You'll see lone males or bachelor pods of young males, and then separate nursery groups of females when they're young.

The parallel is striking.

And it makes ecological sense.

Both dolphins and ungulates are grazing on a patchy resource over a vast open area.

That kind of lifestyle favors a flexible social structure.

And this structure is maintained with dominance hierarchies and communication.

Definitely.

In captivity, you see clear hierarchies where a bull controls the group by biting, ramming, and making loud jaw -clapping sounds.

And they use specific geometric formations for traveling and hunting, which shows a high degree of coordination.

But what about the size of their vocabulary, their communication system?

How many distinct signals do they have?

The estimates put it at a pretty modest 20 to 30 distinct whistles and percussive sounds.

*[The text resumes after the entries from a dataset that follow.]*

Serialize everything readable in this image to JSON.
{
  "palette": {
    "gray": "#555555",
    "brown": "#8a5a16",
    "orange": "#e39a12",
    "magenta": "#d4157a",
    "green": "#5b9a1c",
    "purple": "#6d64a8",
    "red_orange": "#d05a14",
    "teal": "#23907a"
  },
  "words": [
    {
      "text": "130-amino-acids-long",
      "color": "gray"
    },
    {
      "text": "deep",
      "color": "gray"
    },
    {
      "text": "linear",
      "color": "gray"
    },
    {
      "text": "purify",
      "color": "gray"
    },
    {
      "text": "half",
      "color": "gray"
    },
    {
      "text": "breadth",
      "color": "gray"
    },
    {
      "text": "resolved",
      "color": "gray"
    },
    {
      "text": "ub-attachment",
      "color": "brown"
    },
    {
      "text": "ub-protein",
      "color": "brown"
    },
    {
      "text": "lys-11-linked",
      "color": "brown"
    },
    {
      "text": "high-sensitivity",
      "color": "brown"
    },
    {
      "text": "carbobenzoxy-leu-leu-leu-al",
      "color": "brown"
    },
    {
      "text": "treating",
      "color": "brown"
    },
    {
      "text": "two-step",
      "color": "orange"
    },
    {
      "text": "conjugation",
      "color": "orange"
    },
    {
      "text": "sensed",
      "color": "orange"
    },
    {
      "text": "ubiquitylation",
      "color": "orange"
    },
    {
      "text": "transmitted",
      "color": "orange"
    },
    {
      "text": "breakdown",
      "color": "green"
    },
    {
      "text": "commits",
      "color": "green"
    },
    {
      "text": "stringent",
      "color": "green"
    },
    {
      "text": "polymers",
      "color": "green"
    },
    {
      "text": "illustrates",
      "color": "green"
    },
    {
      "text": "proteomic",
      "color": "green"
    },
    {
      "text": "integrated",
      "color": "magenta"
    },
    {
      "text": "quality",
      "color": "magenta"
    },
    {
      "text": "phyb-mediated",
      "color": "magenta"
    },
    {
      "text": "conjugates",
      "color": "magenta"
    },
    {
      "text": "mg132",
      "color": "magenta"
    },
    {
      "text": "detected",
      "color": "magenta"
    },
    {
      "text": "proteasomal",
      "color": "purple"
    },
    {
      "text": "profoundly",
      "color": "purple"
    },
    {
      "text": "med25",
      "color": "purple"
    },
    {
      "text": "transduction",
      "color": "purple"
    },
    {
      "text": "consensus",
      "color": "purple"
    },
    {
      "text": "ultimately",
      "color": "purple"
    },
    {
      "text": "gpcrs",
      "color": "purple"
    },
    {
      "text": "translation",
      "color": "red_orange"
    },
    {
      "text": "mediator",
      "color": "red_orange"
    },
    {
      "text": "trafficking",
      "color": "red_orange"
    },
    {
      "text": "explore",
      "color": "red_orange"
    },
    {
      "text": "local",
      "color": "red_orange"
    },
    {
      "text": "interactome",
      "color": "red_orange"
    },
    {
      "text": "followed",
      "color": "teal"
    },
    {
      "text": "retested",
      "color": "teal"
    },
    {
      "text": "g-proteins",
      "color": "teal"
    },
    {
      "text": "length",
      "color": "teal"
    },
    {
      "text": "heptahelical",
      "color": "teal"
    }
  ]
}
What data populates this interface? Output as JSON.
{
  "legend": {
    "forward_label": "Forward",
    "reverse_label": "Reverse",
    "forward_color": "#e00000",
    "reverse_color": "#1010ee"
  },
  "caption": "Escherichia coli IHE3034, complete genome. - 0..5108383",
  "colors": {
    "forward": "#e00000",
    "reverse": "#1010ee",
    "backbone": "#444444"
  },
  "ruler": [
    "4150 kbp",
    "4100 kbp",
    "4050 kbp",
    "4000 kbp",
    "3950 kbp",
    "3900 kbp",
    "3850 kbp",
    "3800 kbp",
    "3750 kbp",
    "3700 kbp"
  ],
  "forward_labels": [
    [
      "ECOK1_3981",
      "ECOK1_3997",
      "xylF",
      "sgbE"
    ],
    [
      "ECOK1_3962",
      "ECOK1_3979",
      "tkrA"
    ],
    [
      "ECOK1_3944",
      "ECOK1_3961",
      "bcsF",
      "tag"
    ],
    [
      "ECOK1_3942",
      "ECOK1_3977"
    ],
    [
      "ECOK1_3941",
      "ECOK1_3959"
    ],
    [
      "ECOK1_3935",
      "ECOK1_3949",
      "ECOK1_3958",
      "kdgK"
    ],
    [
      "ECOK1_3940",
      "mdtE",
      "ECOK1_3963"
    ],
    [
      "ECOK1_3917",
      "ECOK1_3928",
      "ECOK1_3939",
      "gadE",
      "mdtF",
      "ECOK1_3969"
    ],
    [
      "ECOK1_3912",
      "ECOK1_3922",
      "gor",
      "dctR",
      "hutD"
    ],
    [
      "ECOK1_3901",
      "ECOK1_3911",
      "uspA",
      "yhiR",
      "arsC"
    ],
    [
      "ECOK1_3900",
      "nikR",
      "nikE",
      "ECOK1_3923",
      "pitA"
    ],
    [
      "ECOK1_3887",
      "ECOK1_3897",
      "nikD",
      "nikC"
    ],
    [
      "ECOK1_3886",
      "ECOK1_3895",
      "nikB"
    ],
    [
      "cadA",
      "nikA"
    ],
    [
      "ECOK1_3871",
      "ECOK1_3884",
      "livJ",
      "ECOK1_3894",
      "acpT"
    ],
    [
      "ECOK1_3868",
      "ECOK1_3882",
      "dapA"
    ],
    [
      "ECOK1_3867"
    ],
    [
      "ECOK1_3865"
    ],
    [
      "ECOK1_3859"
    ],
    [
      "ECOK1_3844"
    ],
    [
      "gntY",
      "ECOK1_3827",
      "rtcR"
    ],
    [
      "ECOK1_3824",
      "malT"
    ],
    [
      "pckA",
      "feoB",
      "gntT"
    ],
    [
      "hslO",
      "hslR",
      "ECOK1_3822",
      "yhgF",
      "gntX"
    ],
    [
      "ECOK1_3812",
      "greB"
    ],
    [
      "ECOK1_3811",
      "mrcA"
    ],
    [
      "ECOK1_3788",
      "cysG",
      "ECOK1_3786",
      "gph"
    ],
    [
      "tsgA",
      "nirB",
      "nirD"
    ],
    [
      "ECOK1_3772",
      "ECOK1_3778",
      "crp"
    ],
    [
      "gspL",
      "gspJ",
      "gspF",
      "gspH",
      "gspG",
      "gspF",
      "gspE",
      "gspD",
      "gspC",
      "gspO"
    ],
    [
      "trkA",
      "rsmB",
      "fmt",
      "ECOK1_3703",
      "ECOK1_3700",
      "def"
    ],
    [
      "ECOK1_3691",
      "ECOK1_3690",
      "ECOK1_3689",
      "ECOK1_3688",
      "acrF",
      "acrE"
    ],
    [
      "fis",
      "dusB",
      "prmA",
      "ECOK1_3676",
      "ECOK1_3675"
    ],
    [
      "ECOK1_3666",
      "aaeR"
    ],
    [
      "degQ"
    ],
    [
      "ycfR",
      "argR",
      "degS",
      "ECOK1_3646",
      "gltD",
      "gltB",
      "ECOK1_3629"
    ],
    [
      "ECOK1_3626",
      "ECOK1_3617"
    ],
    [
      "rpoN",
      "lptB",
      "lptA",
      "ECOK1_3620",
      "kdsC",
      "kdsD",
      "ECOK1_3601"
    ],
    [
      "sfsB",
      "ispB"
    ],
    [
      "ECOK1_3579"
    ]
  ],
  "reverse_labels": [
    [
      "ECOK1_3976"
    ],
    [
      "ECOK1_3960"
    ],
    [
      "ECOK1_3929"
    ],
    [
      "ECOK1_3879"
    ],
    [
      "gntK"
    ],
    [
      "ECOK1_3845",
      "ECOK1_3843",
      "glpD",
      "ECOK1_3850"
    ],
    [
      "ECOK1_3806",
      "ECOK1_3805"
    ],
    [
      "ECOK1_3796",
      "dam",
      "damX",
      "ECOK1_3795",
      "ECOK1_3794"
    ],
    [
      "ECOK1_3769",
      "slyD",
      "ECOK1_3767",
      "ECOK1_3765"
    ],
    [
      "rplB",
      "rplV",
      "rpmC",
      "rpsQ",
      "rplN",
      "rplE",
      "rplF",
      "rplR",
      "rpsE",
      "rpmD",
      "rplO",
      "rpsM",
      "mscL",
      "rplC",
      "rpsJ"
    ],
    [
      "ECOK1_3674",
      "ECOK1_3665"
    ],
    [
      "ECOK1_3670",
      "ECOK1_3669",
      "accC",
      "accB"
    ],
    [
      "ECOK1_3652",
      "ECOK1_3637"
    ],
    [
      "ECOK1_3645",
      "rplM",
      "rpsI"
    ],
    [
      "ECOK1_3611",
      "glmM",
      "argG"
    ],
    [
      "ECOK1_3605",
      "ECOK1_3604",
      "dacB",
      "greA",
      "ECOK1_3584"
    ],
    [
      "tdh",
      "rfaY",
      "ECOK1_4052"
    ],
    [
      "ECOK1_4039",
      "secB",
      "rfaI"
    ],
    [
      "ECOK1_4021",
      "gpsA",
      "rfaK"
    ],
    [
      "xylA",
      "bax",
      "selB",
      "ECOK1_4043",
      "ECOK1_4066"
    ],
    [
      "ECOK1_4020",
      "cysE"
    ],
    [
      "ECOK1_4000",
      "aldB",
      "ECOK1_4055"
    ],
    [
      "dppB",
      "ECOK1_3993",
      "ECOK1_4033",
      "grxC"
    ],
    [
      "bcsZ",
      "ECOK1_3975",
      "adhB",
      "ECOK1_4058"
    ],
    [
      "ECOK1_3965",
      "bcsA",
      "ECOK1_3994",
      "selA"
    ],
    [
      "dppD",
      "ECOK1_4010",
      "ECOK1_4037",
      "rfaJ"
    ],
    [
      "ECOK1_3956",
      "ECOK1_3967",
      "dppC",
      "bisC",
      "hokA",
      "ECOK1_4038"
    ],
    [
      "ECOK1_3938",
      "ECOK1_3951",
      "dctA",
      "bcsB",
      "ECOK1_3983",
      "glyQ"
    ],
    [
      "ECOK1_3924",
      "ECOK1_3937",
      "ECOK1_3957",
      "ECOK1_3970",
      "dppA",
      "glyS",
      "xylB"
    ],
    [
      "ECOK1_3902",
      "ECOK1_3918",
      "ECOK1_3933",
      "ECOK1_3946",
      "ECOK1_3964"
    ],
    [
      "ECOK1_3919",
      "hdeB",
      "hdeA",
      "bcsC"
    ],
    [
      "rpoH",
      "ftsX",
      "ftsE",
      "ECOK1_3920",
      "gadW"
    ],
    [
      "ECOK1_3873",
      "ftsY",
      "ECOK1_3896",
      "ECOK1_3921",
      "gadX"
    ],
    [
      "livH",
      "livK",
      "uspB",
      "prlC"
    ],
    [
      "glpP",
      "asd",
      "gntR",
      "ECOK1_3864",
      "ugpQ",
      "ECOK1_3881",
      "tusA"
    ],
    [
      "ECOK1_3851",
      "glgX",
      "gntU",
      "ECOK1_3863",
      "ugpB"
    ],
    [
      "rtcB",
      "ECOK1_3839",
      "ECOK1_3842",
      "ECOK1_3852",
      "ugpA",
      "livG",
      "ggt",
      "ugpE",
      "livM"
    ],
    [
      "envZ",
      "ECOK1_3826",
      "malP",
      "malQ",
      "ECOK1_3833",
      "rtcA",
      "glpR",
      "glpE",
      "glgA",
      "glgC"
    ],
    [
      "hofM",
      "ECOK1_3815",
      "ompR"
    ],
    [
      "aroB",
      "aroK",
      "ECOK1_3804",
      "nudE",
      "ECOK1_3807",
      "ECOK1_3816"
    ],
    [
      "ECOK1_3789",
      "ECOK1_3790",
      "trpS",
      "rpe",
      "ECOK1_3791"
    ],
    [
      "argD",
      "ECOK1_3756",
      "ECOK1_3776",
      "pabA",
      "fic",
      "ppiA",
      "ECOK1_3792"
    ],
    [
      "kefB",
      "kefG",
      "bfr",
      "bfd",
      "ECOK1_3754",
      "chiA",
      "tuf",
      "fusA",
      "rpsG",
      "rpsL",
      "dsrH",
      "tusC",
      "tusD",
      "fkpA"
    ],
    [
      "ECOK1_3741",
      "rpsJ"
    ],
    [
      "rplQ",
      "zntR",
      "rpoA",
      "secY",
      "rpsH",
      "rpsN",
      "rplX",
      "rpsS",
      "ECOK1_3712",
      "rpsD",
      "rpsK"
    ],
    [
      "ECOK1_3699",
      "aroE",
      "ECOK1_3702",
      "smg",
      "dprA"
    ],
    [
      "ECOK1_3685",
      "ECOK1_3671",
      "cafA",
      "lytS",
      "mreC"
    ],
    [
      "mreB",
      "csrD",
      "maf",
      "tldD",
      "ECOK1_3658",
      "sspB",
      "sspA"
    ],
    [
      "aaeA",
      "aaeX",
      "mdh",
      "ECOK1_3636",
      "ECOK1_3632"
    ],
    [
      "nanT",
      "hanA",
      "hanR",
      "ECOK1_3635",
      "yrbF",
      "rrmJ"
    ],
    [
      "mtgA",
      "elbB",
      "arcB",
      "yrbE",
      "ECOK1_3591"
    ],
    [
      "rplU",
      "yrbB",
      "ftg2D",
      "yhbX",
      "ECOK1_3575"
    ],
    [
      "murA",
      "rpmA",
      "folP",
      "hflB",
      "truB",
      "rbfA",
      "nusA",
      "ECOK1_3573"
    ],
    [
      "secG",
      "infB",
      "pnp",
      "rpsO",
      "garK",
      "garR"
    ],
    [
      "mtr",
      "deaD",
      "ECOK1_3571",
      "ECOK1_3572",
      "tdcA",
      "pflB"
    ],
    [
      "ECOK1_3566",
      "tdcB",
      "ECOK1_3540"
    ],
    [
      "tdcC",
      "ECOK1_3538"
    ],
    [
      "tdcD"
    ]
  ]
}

That's, well, that's lower than a chimpanzee.

It seems low for an animal with a supposed language.

It does.

But we have to add the big caveat here.

Dolphin sociobiology is still so young, it's incredibly difficult to tell a communication signal from a simple echolocation click.

And the unique challenge of communicating over long distances in the open ocean might have led to solutions, like the incredibly complex songs of humpback whales, that our current methods just can't properly analyze yet.

The jury is still out on the complexity of the information, even if the number of signals seems low.

That was an absolutely incredible deep dive.

You have this entire class of animals, the mammalia, built on this profoundly conservative foundation milk.

And yet it produces this explosion of humpability and social complexity.

Let's try to quickly synthesize the main takeaways for everyone.

Okay.

First, the starting line is milk.

That dependence shapes everything.

It creates the mother -offspring bond as the universal unit, which leads to matrilineal societies, the polygyny rule, and the total absence of sex role reversal.

Second, the reality of lability.

We learned you can't use a simple evolutionary tree for their social behavior.

You need that Venn diagram model to understand how social traits are gained and lost so quickly, sometimes because of a tiny environmental difference like we saw with the bats.

Third, the predictors of complexity.

Despite that lability, there are patterns.

Complex societies tend to show up in species that are large, live in open environments, and are active during the day.

Those pressures favor group living and support the evolution of bigger, more capable brains.

And fourth, the specialized extremes.

We saw three different peaks of social evolution.

The wallaby, with its complex dominance but lack of conciliatory behavior.

The prairie dog, which built a stable society on tradition, cooperation, and owl grooming.

And the dolphin, whose massive brain seems to power incredible imitation and altruism, but whose underlying intelligence appears to be conventionally mammalian.

Which brings us all the way back to that crucial observation about the succoptrix bats.

That tiny behavioral choice to drop and hide in a crevice or to fly away from an exposed tree trunk.

That one choice determined whether the species evolved complex, harem -based societies.

If we zoom out, that raises a really important final question for all of mammalian sociobiology, doesn't it?

It does.

Are environmental pressures directly selecting for advanced social structures and social intelligence?

Or are simple behavioral choices like where you hide?

Or just being too big to hide do those things, just pre -adapt the species for complexity simply by forcing them to be aggregated and stable?

In other words, is evolution selecting for social genius, or is it just rewarding the outcome of being stuck together?

A profound difference in the selective mechanism that has shaped this entire chaotic and fascinating class of animals.

Thank you for joining us for this deep dive into the evolutionary trends of the mammals.